Reputation: 37
Good Evening
Hi, everybody so i am trying to scrape images from this website
https://unsplash.com/t/wallpapers
yes, i know they do have an API, but i want to first use my coding skills then use an API.
now this is my code:
from requests_html import HTMLSession
session = HTMLSession()
url ="https://unsplash.com/t/wallpapers"
r = session.get(url)
r.html.render(sleep=3)
images = r.html.find("._2UpQX")
imglinks =[]
for image in images:
imglinks.append(image.attrs["src"])
imglinks
print(imglinks)
I am only able to get 6 links for the images :(
here is the image of the output and also the css of the said Website
Output: Output
Css of website: CSS of website
Upvotes: 1
Views: 271
Reputation: 157
I visited the website and noticed that it will render only the image present in the screen i.e, when you scroll, the above images will not be rendered any more and new ones get rendered. the no of images will also change based on the screen size.

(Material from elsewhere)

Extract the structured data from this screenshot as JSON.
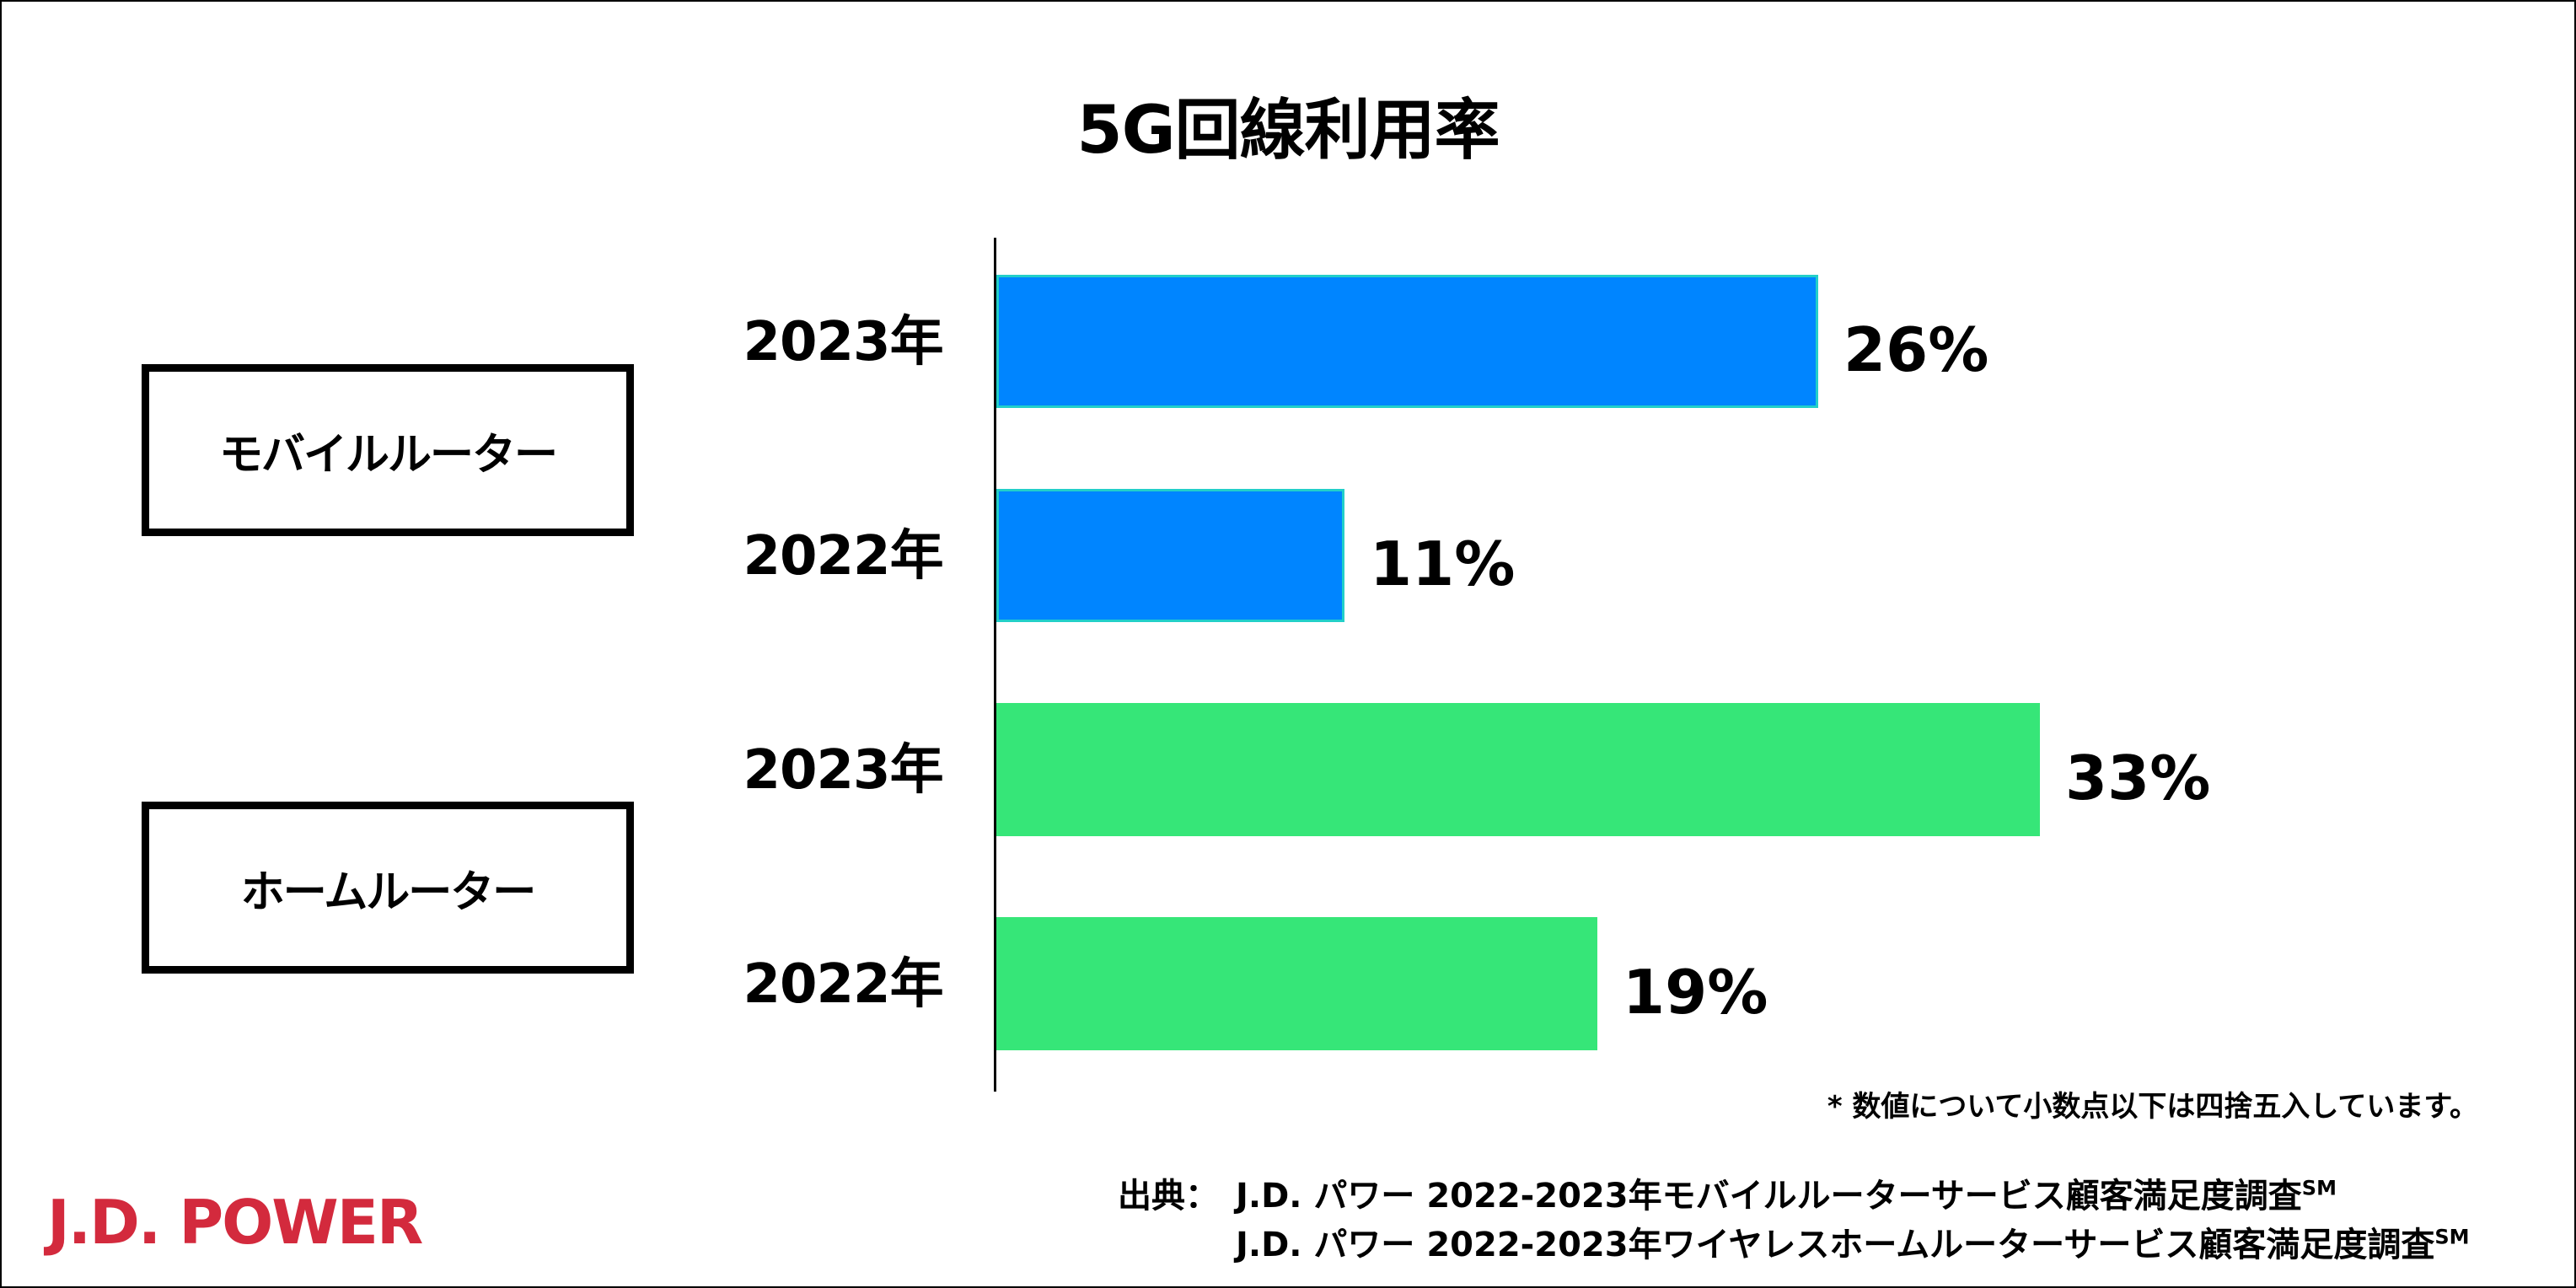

I tried searching for how to send screen size so that we can send a bigger screen size, but I was unable to find any way to do so.
But I have one more idea, we can keep scrolling while scanning for images every time.
It works! I got 23 images running the below script (it is varying with every run actually, even I am not sure why)
from requests_html import HTMLSession
max_levels = 10
scroll_increment = 10
imglinks = set()
session = HTMLSession()
url = "https://unsplash.com/t/wallpapers"
scroll = 0
for level in range(max_levels):
print('level', level, 'scroll', scroll)
r = session.get(url)
r.html.render(scrolldown=scroll)
scroll += scroll_increment
images = r.html.find("._2UpQX")
print('new images found', len(images))
for image in images:
imglinks.add(image.attrs["src"])
print('unique images found till now', len(imglinks))
session.close()
print(imglinks)
print(len(imglinks))
I will leave it to you to explore the scroll length, no of scrolls required.
I didn't try How to Crawl Infinite Scrolling Pages using Python, but it may also help you
Upvotes: 1